Registratie Eerste Verblijfsadres Arbeidsmigranten (REVA)

Arbeidsmigranten die zich voor langere tijd (> 4maanden) in Nederland vestigen, worden ingeschreven in de BRP door hun woongemeente. In de BRP is dan het woonadres in Nederland bekend. Indien zij korter dan vier maanden hier verblijven, worden zij ingeschreven in het RNI-gedeelte van de BRP. Bij de registratie als niet-ingezetene wordt het woonadres in het buitenland opgenomen in het RNI-gedeelte van de BRP. Toch verblijven zij die korte tijd in Nederland op een adres en een aantal gemeenten hebben behoefte aan informatie over dat adres. Thans loopt een pilot waarbij de RNI-loketgemeenten Rotterdam en Den Haag in een aparte REVA-applicatie het eerste verblijfsadres van deze arbeidsmigranten registreren. Deze gemeenten hebben zelf behoefte aan de informatie over het tijdelijke adres. Enkele andere gemeenten hebben die behoefte ook en doen mee in de pilot als afnemende gemeente.

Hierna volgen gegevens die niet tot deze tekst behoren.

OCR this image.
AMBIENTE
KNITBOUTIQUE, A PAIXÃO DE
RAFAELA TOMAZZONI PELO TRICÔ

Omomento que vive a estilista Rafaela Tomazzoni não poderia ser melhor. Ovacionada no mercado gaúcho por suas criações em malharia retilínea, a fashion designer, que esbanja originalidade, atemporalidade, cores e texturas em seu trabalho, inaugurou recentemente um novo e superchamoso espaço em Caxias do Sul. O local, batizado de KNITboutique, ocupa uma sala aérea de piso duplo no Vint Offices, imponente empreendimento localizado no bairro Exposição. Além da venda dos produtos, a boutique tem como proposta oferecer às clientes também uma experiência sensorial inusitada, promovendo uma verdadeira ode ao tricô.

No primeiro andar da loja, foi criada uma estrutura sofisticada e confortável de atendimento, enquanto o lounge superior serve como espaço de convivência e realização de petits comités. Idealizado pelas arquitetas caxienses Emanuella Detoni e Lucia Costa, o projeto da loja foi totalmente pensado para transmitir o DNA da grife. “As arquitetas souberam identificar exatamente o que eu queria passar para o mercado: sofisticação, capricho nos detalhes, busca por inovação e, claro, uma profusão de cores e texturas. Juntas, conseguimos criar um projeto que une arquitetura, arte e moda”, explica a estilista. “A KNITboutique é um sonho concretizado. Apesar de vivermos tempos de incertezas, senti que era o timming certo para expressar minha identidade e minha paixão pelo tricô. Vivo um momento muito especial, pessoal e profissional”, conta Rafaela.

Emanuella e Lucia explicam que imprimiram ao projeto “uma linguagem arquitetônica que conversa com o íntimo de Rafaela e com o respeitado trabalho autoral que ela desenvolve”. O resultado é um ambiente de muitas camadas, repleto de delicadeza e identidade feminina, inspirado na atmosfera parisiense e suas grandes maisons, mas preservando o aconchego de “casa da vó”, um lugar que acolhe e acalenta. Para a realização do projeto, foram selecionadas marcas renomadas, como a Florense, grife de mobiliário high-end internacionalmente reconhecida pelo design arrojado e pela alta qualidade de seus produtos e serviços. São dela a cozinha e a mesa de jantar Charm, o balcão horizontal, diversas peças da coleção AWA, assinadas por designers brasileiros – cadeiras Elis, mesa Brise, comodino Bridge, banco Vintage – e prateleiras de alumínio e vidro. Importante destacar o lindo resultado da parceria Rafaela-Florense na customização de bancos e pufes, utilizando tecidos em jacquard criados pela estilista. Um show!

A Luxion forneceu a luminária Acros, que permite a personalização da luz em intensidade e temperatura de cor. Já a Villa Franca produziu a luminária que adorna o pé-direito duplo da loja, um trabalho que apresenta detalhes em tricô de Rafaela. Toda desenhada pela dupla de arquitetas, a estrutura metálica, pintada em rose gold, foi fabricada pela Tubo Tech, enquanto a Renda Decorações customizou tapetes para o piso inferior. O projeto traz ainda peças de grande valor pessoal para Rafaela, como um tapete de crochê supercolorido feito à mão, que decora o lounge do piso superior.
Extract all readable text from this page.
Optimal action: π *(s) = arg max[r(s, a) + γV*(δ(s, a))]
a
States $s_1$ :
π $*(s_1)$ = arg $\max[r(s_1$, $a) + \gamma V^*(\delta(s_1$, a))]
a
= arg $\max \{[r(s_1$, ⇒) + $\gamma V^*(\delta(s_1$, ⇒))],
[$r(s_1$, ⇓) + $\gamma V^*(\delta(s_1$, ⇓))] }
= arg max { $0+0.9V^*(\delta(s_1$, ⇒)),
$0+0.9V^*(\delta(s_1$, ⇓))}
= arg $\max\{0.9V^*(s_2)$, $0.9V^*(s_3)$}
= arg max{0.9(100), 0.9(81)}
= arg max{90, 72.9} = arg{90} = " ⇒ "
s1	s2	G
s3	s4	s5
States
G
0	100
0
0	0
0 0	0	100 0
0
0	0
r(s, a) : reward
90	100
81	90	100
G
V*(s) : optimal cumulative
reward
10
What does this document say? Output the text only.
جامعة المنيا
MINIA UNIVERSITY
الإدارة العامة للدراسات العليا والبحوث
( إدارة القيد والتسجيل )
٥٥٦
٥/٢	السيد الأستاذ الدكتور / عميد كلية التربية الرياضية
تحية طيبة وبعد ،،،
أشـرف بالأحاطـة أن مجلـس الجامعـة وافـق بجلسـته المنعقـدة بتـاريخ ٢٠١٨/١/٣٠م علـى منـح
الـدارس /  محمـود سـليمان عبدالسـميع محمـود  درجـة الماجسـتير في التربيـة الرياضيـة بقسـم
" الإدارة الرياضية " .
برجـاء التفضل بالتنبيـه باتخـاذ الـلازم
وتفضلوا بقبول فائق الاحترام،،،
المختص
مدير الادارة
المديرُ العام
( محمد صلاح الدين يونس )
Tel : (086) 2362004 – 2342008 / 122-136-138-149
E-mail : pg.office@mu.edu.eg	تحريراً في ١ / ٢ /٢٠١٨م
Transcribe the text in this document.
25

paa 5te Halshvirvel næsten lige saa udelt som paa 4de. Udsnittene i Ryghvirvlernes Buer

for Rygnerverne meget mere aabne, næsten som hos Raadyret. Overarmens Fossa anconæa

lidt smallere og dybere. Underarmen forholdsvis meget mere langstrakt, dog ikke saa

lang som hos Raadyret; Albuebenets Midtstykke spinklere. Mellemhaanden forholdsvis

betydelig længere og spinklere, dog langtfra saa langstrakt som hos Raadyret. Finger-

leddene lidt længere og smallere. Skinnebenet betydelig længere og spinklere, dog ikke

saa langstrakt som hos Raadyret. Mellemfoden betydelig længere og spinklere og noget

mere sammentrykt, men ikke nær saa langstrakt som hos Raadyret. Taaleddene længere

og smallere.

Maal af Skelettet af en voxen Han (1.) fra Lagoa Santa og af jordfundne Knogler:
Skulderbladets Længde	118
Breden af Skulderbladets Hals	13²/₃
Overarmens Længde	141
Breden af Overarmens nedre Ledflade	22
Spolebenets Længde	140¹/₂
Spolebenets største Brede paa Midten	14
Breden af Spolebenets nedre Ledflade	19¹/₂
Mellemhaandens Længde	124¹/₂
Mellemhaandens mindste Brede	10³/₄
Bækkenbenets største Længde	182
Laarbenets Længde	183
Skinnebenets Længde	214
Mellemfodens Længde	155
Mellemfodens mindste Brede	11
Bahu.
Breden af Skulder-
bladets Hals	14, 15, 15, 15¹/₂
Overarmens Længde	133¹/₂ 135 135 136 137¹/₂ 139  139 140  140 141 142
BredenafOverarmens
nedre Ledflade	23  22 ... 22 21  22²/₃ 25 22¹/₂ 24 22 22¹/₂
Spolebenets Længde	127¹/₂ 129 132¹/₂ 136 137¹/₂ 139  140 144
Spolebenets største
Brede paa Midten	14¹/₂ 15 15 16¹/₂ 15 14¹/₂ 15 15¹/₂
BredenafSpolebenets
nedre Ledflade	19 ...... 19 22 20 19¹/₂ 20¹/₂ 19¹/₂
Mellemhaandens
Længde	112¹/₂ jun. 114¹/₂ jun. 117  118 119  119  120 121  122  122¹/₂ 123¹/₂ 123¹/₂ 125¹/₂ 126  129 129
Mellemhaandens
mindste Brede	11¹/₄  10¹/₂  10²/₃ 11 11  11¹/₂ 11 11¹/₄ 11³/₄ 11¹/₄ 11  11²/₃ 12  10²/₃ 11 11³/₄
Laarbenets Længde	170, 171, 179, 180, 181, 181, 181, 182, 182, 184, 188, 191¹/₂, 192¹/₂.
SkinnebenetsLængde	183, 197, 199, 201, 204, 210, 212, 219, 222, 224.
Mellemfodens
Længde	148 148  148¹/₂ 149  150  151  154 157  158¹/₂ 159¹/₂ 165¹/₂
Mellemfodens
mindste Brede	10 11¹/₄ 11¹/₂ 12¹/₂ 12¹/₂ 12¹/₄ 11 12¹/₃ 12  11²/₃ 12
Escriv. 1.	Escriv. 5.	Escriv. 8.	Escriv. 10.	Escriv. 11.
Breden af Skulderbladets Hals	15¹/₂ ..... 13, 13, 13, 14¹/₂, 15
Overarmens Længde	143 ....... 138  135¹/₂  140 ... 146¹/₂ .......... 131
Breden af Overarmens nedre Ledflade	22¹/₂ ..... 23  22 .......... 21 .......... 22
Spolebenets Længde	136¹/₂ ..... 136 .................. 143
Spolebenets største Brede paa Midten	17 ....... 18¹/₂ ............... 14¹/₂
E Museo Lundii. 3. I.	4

De reden dat de betrokken gemeenten die informatie nodig hebben, is om vast te kunnen stellen of er op de bewuste adressen een ordentelijke woonsituatie bestaat. Bij geconstateerde overbewoning kan de gemeente dan handhavend optreden.
Gesproken wordt over een mogelijke wettelijke grondslag van de registratie van het eerste verblijfsadres en over een landelijke uitrol. Hierover is voortdurend overleg tussen de gemeenten en de ministeries van SZW en van BZK. De NVVB heeft zich op het standpunt gesteld niet tegen de registratie van het eerste verblijfsadres te zijn. De 18 RNI-loketgemeente zijn bereid de extra werkzaamheden uit te voeren waarbij de NVVB met hen van mening is dat daartegenover wel een passende vergoeding moet staan. Het is nog onbekend op welke wijze de vergoeding kan worden gefinancierd. Wellicht moet eerst worden nagegaan welke gemeenten de informatie over het verblijfsadres in Nederland willen afnemen.
De NVVB wacht met een nadere standpuntbepaling totdat meer duidelijkheid is over de toekomst van REVA.